Wednesday, March 11, 2009

The Doppelganger on the 91

It was July, boiling and no relief came from the cool breeze of the Pacific. Half awake sprawled on the double sideways seat near the rear doors of the number 91. My fedora mostly covering my eyes, my back pack as a pillow and a Hawaiian shirt toping off the outfit in a kind of mocking cool, I didn’t believe I looked good just different. After all that’s what mattered more. Not being some cookie cutter clone of a carbon image but trying for something individual.
In other words I had the look and feel of a classic dweed trying to be cool but nonchalant about it.
Didn’t really matter because at summer school. We couldn’t really be cool because there was no one to impress, just a handful of facts to be memorized and part of our freedom taken away.

That ride was my meditation. Through the kids going to the beach, or the adults going to and from work and all the rejects of other schools riding home I’d lay there listening to the road. Putting the few facts I stumbled on that day into order. Forgetting the host of people having a better time than me. The others that weren’t shackled to the bus but rather librated to go or come as they please.
In whatever form that came I’d wait out the ride and eventually get home. Disappear or hang out. It didn’t matter this was my last summer before adulthood and I tried to take some kind of advantage of it. If nothing else there was that MUD I had just found.

Then I came in.
I stopped and looked down at myself.
Electricity was in the air as I looked into my own eyes thick glasses in front of the same black brown eyes, mouths agape each of us looking for the words.

Here I way laying there I, or he, was staring down at me. We were the same but different. A different set of choices put him in a t-shirt and jeans and me in my poser cool garb. Both uncaring but for different reasons neither really confident or I don’t think he was as confident as I tried to be. I wanted to know what made him him and me me. What was the major difference but I got scared and couldn’t ask.
The bus jerked forward and he walked the couple steps to sit in the back.
I felt his eyes for the next few stops until I couldn’t take it and had to get off. I knew I fucked up but I couldn’t phrase the words right.
Couldn’t think the right way to say I knew it was me but also no me. Knew we were alike but different and that’s what haunted me. Was it just superficial or was there something more there?
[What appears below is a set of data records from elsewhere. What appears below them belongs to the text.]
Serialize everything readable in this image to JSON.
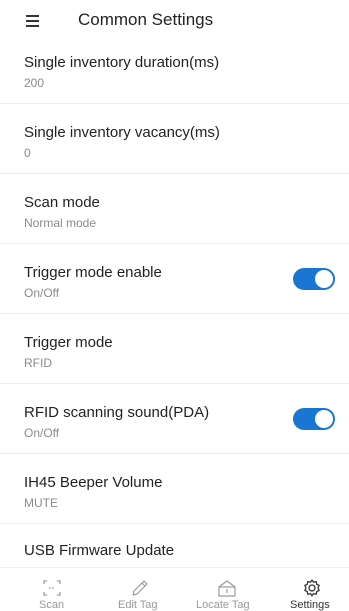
{
  "header": {
    "title": "Common Settings",
    "menu_icon": "hamburger-menu-icon"
  },
  "settings": {
    "single_inventory_duration": {
      "label": "Single inventory duration(ms)",
      "value": "200"
    },
    "single_inventory_vacancy": {
      "label": "Single inventory vacancy(ms)",
      "value": "0"
    },
    "scan_mode": {
      "label": "Scan mode",
      "value": "Normal mode"
    },
    "trigger_mode_enable": {
      "label": "Trigger mode enable",
      "value": "On/Off",
      "toggle_on": true
    },
    "trigger_mode": {
      "label": "Trigger mode",
      "value": "RFID"
    },
    "rfid_scanning_sound": {
      "label": "RFID scanning sound(PDA)",
      "value": "On/Off",
      "toggle_on": true
    },
    "beeper_volume": {
      "label": "IH45 Beeper Volume",
      "value": "MUTE"
    },
    "usb_firmware_update": {
      "label": "USB Firmware Update"
    }
  },
  "bottom_nav": {
    "items": [
      {
        "label": "Scan",
        "icon": "scan-icon",
        "active": false
      },
      {
        "label": "Edit Tag",
        "icon": "pencil-icon",
        "active": false
      },
      {
        "label": "Locate Tag",
        "icon": "locate-tag-icon",
        "active": false
      },
      {
        "label": "Settings",
        "icon": "gear-icon",
        "active": true
      }
    ]
  },
  "colors": {
    "toggle_on": "#1976d2",
    "divider": "#ebebeb",
    "secondary_text": "#8a8a8a",
    "nav_inactive": "#9a9a9a",
    "nav_active": "#333333"
  }
}
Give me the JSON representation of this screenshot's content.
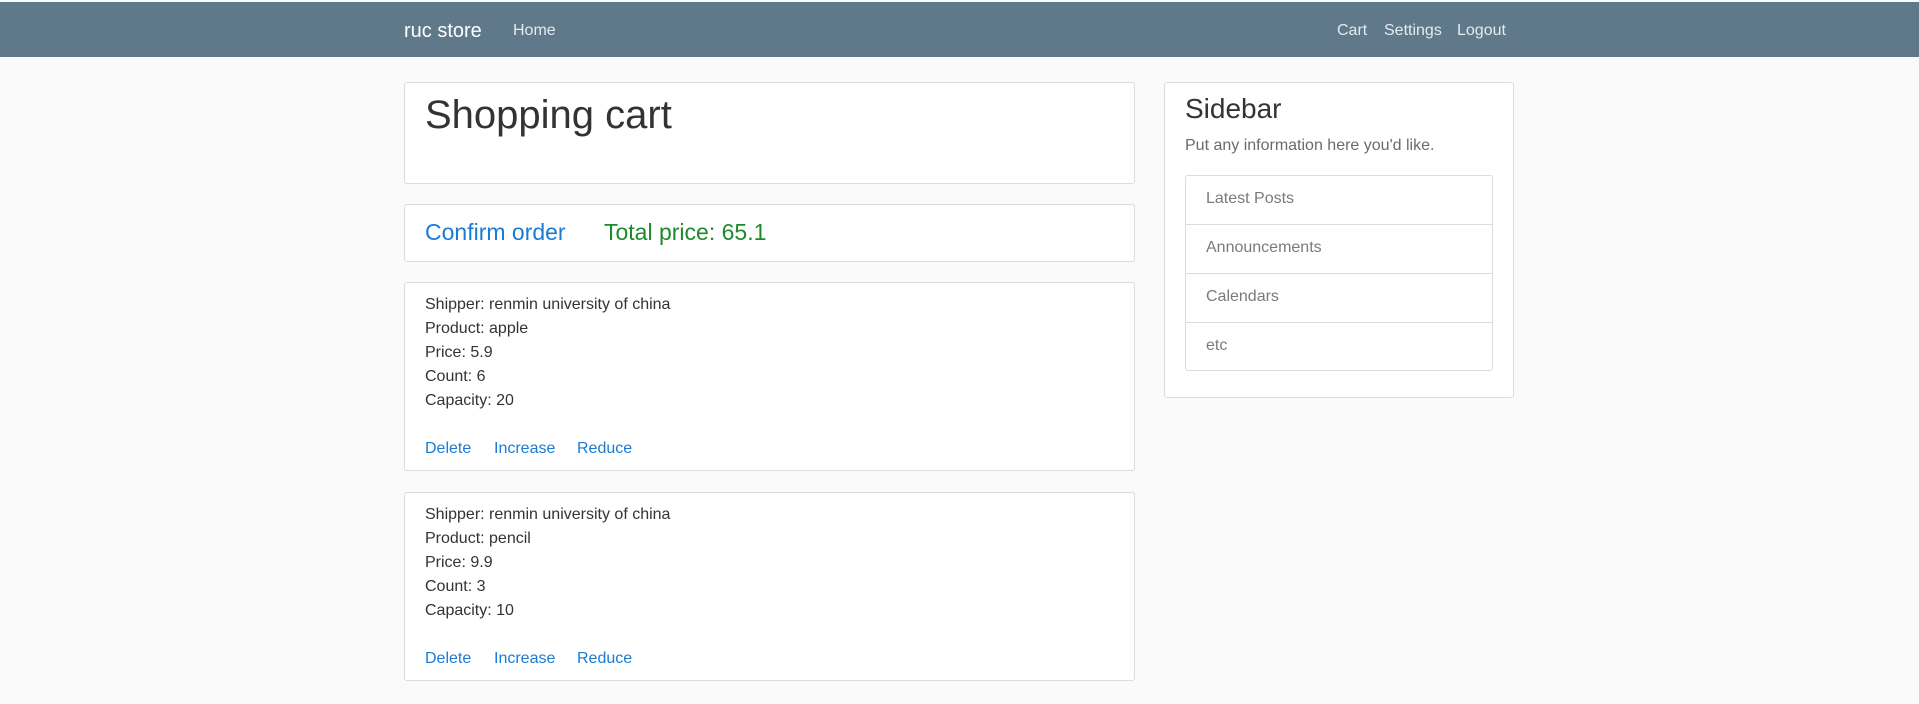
{
  "navbar": {
    "brand": "ruc store",
    "home": "Home",
    "cart": "Cart",
    "settings": "Settings",
    "logout": "Logout"
  },
  "page_title": "Shopping cart",
  "order": {
    "confirm_label": "Confirm order",
    "total_text": "Total price: 65.1"
  },
  "cart_items": [
    {
      "shipper": "Shipper: renmin university of china",
      "product": "Product: apple",
      "price": "Price: 5.9",
      "count": "Count: 6",
      "capacity": "Capacity: 20",
      "delete": "Delete",
      "increase": "Increase",
      "reduce": "Reduce"
    },
    {
      "shipper": "Shipper: renmin university of china",
      "product": "Product: pencil",
      "price": "Price: 9.9",
      "count": "Count: 3",
      "capacity": "Capacity: 10",
      "delete": "Delete",
      "increase": "Increase",
      "reduce": "Reduce"
    }
  ],
  "sidebar": {
    "title": "Sidebar",
    "description": "Put any information here you'd like.",
    "items": [
      "Latest Posts",
      "Announcements",
      "Calendars",
      "etc"
    ]
  },
  "colors": {
    "navbar_bg": "#5f788a",
    "link": "#1a7bd6",
    "total_price": "#1f8a2b"
  }
}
Wandering over to Clark I tried to figure how the conversation would have gone. Did he have any better idea what was going on than I did or was he too trying to find that balance that I hoped existed. Did he have high hopes for the future or was it just me.
Did he have a girlfriend?
A part of me figured he must have known the answer because I didn’t.

Today over a decade after that event I still feel his wake. Coming from people who swear they know me but I figure they know him. Claiming I worked on shows that I wasn’t around for or couldn’t have done in places I’ve never heard of. Maybe if I try hard enough and go enough places I will run into him again. This time I’d like to be the cool one and him the dweeb.